Successful Pilots in China Leads to Growth of Health-Promoting Schools Project
Government officials in China are expanding an HHD-supported Health-Promoting Schools project to include 50 additional schools in 11 cities across the Zhejiang Province because of the success of earlier pilots.
The project extension – conducted by the Health Education Institute of Zhejiang Province with help from WHO and HHD – is expected to reach as many as 90,000 students with curriculum and messages on psycho-social development, nutrition, tobacco use prevention, oral health and injury prevention. HHD has provided technical assistance and evaluation through training, school visits and interviews targeting school administrators, students, teachers and parents.
According to WHO, a Health-Promoting School is one that constantly strengthens its capacity as a healthy setting for living, learning and working. The goal of WHO's Global School Health Initiative, launched in 1995, is to increase the number of schools that can truly be called "Health-Promoting Schools" by mobilising and strengthening health promotion and education activities at the local, national, regional and global levels.
The Chinese culture has helped the concepts behind Health-Promoting Schools take root in communities and among families through its children. Parents and teachers have stated during interviews that the “one-child” tradition in China gives children much power over influencing health behaviors within the family.
Students have described in interviews how they shared the health information they learned in school with family members at home. In some cases, students have used what they learned about tobacco to persuade parents and grandparents to quit smoking.
And although the curriculum focuses on specific areas such as nutrition, the topics often become entry points to address a broader range of health issues, such as smoking – even among faculty. One headmaster at a pilot school focusing on nutrition interventions said that he was encouraged to quit smoking in public so that he could be an example in his Health-Promoting School. “Only when the headmaster is healthy can students be healthy,” said the headmaster of another Health-Promoting School in an interview.
The initial pilot on nutrition ran from April 2000 to May 2002 in the Zhejiang Province. In March 2003, WHO and the Health Education Institute of Zhejiang Province met to arrange follow-up actions and timelines needed to scale up the original pilot.
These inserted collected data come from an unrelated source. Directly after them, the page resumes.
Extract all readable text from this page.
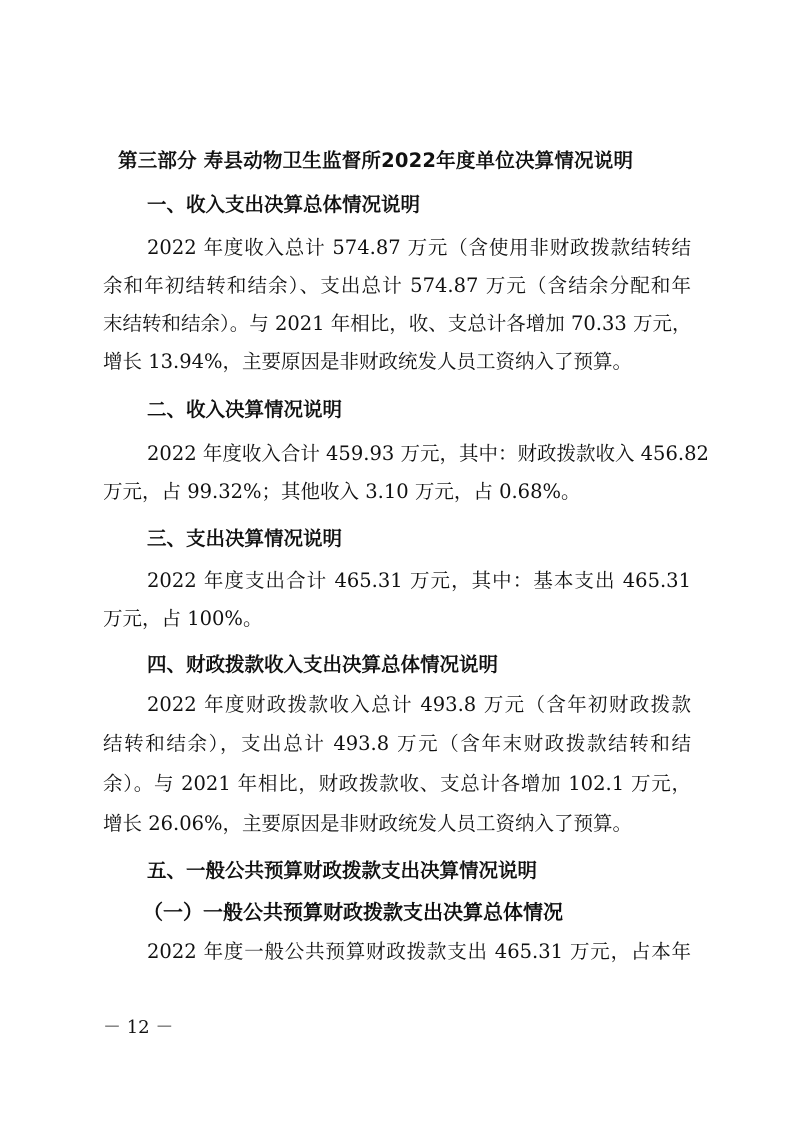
第三部分 寿县动物卫生监督所2022年度单位决算情况说明
一、收入支出决算总体情况说明
2022 年度收入总计 574.87 万元（含使用非财政拨款结转结
余和年初结转和结余）、支出总计 574.87 万元（含结余分配和年
末结转和结余）。与 2021 年相比，收、支总计各增加 70.33 万元，
增长 13.94%，主要原因是非财政统发人员工资纳入了预算。
二、收入决算情况说明
2022 年度收入合计 459.93 万元，其中：财政拨款收入 456.82
万元，占 99.32%；其他收入 3.10 万元，占 0.68%。
三、支出决算情况说明
2022 年度支出合计 465.31 万元，其中：基本支出 465.31
万元，占 100%。
四、财政拨款收入支出决算总体情况说明
2022 年度财政拨款收入总计 493.8 万元（含年初财政拨款
结转和结余），支出总计 493.8 万元（含年末财政拨款结转和结
余）。与 2021 年相比，财政拨款收、支总计各增加 102.1 万元，
增长 26.06%，主要原因是非财政统发人员工资纳入了预算。
五、一般公共预算财政拨款支出决算情况说明
（一）一般公共预算财政拨款支出决算总体情况
2022 年度一般公共预算财政拨款支出 465.31 万元，占本年
－ 12 －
In October 2003, the Zhejiang Provincial Health Bureau and Zhejiang Provincial Education Bureau announced a coordinated implementation for launching more Health-Promoting Schools across the province.
The document issued by the Zhejiang Provincial Departments of Health and Education was sent to local officials in each of the 11 cities as an official call for support to enable each school to initiate its work plan.
"The joint document of the Zhejiang Provincial Health Bureau and Zhejiang Provincial Education Bureau is a historic event," said Carmen Aldinger, Associate Director for HHD Global Programs and a member of the China WHO school nutrition pilot project team from 2000 through 2002. "Their cooperation is commendable and can be seen as a model for joint efforts for other projects across China." HHD will continue to provide technical assistance and evaluation services for the expanded project, she said.
Zhejiang Province's scaled-up implementation of Health-Promoting Schools will target primary schools, junior and senior high schools and occupational schools in Zhejiang Province, located just outside Shanghai. The slate of new participants was hand-picked by the Health Education Institute of Zhejiang Province to represent a cross-section of the province's 43 million residents.
Between May 31 and June 11, Aldinger met with representatives from WHO and the provincial Health Education Institute of Zhejiang Province to learn about the progress of start-up activities. During her visit, she and other representatives visited 10 schools, conducting interviews with headmasters, teachers, students, and parents in three of the schools about their planning and initial activities for implementing Health-Promoting Schools.
Interviews revealed that all schools have a work plan in place and a working committee dedicated to the success of the program. Committee members were chosen to be part of each prestigious pilots based on their regular work and responsibilities. An important part of their role was to integrate interventions into their regular activities, Aldinger said.
Reports from students and their parents have added anecdotal evidence about the project's success. In one of the interviews, one mother reported that her child asked her to buy nutritious food, while another mother said that a teacher’s encouragement helped her daughter to improve her self-esteem.
Also as part of the project, the Global School-Based Student Health Survey was conducted in May 2004 in all participating middle and secondary schools, as was the Psycho-social Environment Profile. According to teachers’ comments, the survey can prove what was done right and can offer new concepts for making changes.
“This project is significant because it expands Health-Promoting Schools systematically over the entire province,” Aldinger said. “The newly added schools will later serve as mentors to get on board more schools around them,” she added.